Klauss olhou para a mão do padre.

- Isso não é meu, não. - Disse Klauss.

- Bem, você disse que é a Ordem dos Peregrinos.

- O anel pertence a cada peregrino. Você pode devolvê-lo quando encontrarmos o seu verdadeiro dono.

- Você acha que ela está viva?

- Ela?

- O dedo me pareceu ser de mulher. Não sei.

- Fale-me sobre os moradores dessa casa.

- Um casal e dois filhos.

- E um belo dia você foi até a casa e eles tinham desaparecido, deixando um dedo e um anel?

- Bem, não exatamente. O filho me pediu ajuda. Disse que o irmão tinha visões sobre o futuro. Quando eu cheguei na casa, os pais estavam congelados, imóveis. As crianças estavam numa espécie de transe.

- E o irmão vidente?

- Ele estava coberto por um lençol. Tudo muito estranho.

O homem balançou a cabeça.

- O que você sabe sobre sacis?

- Que eles pulam em uma perna só, gostam de fazer travessuras e fumar cachimbo.

Klauss sorriu.

- Vai ser uma noite divertida.

A dupla chegou à casa de João perto da meia noite.

Apearam seus cavalos e se aproximaram da porta. Klauss ergueu a cabeça como se farejasse algo.

- Vem, rápido. - Disse Klauss, puxando o padre pelo braço para dentro da casa. Abrindo um dos compartimentos do seu cinto, Klauss pegou um punhado de um pó branco e traçou uma reta debaixo do batente da porta.

O padre olhou os desenhos no corpo de Klauss adquirirem um certo brilho, como se fossem luminescentes.

- Divertido, não? - Sorriu Klauss, notando o próprio brilho refletido nos olhos do padre.

Pedro estava parado na porta da casa. Sua aparição repentina chocou Antônio. Klauss apertou seu ombro.

- Bem-vindo à aula introdutória de caça a sacis. - Murmurou Klauss.

- Este é o menino que pediu minha ajuda.

- Não é, não. Discretamente, coloque o anel no seu dedo.

Antônio começou a sacudir a mão dentro do bolso. Klauss apertou seu ombro.

- Discretamente, eu disse.

Pedro continuava parado na porta atrás da marca de pó, observando os dois dentro da casa com uma expressão vazia.

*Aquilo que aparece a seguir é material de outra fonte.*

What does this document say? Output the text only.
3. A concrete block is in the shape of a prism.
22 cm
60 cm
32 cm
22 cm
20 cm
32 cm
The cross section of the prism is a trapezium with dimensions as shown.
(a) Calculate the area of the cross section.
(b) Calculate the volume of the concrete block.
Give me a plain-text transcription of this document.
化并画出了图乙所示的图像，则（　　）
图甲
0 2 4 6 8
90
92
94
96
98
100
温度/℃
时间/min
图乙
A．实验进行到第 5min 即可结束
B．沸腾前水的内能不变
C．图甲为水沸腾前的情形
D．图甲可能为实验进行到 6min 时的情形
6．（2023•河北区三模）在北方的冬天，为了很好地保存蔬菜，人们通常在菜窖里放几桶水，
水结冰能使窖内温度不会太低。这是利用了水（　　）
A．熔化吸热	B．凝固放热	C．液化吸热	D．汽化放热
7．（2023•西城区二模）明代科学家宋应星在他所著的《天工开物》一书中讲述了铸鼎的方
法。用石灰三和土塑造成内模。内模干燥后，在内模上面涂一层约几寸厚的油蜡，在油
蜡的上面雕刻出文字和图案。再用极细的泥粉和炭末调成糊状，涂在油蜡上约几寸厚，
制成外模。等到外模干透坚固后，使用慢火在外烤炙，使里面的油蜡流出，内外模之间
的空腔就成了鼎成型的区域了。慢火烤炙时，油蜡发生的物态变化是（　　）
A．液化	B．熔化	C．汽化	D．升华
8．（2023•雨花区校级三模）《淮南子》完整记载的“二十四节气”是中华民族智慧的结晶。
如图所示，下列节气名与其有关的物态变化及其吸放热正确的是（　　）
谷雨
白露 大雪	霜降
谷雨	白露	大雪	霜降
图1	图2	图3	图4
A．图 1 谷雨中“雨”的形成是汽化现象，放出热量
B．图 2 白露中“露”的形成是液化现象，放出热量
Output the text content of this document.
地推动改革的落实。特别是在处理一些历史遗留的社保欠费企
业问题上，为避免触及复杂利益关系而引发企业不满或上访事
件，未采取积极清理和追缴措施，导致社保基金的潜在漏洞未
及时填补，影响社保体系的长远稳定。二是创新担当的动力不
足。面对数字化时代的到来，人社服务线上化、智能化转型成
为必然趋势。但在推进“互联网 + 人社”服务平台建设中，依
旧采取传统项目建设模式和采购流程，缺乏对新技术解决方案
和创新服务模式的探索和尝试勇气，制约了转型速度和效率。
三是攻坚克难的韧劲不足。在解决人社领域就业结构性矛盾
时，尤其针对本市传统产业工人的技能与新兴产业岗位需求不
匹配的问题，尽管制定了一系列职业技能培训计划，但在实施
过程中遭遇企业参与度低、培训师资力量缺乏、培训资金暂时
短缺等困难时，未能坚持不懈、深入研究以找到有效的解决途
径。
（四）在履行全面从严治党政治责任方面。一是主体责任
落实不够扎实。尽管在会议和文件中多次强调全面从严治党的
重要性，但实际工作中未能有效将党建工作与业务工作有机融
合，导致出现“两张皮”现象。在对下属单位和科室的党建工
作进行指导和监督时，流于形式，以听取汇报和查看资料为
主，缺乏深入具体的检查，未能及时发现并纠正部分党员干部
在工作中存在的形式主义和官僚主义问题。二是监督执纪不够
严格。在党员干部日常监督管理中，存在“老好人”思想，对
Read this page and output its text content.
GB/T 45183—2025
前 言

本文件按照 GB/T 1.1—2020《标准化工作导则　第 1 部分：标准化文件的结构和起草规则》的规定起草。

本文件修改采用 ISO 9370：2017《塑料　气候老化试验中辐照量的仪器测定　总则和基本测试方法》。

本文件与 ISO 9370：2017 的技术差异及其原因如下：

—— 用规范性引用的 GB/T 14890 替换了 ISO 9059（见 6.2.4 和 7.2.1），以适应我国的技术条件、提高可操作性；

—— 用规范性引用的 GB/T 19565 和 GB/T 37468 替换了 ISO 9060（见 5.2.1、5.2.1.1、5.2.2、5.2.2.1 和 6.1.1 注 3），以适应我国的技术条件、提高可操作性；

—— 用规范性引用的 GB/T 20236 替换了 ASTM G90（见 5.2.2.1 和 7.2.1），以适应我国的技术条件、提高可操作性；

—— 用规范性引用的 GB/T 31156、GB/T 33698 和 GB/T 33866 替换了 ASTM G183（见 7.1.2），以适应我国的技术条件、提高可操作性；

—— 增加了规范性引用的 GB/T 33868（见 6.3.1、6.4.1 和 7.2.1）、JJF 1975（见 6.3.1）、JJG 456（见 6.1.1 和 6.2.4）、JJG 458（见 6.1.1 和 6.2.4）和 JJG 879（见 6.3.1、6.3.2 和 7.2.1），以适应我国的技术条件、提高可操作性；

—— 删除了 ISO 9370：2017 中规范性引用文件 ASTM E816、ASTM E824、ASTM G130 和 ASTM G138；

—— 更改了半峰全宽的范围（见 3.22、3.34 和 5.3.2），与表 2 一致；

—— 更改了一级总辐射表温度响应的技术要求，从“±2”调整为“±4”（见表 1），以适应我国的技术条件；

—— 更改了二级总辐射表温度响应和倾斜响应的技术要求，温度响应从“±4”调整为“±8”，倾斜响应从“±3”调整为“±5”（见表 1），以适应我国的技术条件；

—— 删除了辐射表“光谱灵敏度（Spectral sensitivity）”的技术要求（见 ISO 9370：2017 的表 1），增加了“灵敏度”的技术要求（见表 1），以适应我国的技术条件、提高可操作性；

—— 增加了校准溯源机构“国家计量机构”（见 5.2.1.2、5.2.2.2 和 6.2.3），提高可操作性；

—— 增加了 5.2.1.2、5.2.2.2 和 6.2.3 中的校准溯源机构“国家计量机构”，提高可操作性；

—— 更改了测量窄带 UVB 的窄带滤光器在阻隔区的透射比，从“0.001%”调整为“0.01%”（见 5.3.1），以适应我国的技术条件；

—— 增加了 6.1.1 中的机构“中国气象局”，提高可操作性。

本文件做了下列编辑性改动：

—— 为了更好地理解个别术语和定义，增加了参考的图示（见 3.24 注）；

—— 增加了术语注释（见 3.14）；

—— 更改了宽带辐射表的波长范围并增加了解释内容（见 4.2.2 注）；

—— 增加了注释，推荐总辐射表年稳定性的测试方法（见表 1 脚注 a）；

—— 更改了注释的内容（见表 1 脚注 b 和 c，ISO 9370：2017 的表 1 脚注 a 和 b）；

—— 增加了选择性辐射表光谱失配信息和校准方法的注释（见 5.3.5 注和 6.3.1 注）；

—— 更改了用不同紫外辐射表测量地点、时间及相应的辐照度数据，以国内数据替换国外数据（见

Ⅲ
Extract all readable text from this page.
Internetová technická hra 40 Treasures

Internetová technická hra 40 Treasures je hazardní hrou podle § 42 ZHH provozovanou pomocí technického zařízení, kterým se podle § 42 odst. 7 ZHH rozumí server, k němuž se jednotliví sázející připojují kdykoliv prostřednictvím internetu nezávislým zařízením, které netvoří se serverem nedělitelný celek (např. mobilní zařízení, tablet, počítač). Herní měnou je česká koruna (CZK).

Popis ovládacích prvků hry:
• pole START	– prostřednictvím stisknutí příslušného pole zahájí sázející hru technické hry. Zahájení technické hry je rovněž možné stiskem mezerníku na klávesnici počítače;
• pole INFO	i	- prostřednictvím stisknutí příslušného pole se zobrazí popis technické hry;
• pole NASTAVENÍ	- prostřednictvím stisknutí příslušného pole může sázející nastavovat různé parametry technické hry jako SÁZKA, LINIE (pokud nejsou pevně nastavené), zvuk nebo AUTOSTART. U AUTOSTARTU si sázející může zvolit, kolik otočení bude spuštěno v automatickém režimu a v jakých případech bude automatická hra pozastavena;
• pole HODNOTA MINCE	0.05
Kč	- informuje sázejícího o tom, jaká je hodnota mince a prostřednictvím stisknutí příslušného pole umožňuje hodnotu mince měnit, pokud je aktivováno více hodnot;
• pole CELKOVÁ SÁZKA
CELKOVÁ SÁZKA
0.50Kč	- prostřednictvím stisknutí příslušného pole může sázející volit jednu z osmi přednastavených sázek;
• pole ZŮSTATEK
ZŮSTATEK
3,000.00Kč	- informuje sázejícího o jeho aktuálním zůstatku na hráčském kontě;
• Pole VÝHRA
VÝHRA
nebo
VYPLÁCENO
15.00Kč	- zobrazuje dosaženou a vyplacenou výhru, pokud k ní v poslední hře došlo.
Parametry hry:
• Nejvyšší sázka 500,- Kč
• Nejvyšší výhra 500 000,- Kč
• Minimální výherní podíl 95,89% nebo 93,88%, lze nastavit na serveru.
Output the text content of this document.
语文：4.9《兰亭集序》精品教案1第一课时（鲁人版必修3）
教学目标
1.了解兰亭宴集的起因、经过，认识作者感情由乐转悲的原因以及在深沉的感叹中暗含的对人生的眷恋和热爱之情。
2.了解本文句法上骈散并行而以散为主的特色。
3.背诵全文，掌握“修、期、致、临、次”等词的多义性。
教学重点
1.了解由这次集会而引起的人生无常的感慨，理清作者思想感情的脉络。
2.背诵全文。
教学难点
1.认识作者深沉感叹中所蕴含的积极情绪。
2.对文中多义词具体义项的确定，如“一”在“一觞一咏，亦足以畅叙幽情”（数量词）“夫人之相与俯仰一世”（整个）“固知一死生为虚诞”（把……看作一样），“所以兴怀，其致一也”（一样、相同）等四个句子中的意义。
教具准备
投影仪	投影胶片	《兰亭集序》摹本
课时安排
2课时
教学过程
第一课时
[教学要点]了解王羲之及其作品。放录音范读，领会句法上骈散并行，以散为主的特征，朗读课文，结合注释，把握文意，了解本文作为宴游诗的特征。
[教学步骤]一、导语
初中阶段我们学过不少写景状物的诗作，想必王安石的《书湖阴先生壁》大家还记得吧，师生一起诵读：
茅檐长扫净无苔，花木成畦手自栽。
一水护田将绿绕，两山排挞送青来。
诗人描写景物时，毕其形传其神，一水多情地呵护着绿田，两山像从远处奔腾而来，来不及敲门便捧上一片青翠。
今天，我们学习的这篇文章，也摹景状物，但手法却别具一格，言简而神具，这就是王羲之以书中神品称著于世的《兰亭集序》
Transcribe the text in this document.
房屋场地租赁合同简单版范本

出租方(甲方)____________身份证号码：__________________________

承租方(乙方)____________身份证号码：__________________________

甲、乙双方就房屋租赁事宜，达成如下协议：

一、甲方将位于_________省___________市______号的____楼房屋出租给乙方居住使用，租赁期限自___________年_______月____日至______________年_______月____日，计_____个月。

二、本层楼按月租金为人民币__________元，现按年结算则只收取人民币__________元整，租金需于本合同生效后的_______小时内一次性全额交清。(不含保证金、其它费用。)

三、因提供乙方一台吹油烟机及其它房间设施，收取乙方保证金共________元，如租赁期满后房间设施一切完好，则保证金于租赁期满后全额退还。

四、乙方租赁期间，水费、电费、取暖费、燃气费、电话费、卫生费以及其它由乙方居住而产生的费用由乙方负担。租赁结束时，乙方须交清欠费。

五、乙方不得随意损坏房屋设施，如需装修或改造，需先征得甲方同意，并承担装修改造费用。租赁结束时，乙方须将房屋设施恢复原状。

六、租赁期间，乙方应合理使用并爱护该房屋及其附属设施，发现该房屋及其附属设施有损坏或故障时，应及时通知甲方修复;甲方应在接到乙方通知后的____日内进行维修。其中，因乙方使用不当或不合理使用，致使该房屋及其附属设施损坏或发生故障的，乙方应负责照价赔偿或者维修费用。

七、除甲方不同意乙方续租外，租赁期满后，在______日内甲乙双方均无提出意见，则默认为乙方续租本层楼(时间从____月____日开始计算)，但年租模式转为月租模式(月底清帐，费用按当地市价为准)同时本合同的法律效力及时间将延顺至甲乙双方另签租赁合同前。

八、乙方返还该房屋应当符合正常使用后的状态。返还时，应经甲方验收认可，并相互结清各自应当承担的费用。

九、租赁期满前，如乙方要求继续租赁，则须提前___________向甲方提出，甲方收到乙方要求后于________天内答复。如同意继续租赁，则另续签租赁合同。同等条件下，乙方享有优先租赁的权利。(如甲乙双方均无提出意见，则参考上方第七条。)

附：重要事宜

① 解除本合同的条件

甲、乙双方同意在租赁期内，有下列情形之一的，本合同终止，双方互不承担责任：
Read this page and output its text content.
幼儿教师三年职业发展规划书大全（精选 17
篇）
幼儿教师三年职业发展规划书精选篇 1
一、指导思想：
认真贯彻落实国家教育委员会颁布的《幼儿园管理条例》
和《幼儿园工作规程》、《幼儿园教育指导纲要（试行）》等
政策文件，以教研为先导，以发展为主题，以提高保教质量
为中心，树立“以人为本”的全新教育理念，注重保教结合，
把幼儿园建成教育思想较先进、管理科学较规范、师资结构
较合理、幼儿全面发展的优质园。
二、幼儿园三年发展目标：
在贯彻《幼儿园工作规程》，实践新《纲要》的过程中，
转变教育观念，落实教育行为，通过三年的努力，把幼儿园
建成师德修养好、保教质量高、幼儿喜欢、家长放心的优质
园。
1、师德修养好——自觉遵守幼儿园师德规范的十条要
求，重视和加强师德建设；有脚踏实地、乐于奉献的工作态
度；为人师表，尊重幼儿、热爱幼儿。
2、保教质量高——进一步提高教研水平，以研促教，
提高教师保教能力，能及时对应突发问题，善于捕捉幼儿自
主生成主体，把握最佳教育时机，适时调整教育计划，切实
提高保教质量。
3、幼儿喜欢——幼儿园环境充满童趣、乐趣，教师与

Depois de algumas tentativas frustradas, Antônio conseguiu colocar o anel no mindinho. Assim que a joia passou da primeira falange, ele sentiu um formigar, uma eletricidade correr seu corpo, a partir do seu dedo. A sensação culminou num arrepio. Quando o padre abriu os olhos, Pedro não estava mais à porta. No seu lugar, uma criatura observava a dupla. Sua pele negra como piche esticada sobre músculos grandes como um cavalo de raça. Uma cabeça desproporcionalmente pequena, cabelos ruivos incandescentes que balançavam como labaredas. Olhos leitosos e uma boca repleta de dentes pontiagudos fumegava baforadas brancas. O que corresponderia a braços tinha músculos e envergadura descomunais e terminavam em garras de três dedos. O que corresponderia ao tronco do humanoide afunilava-se até se transformar em uma única perna frondosa, sustentada por uma imensa pata, como a de um gorila.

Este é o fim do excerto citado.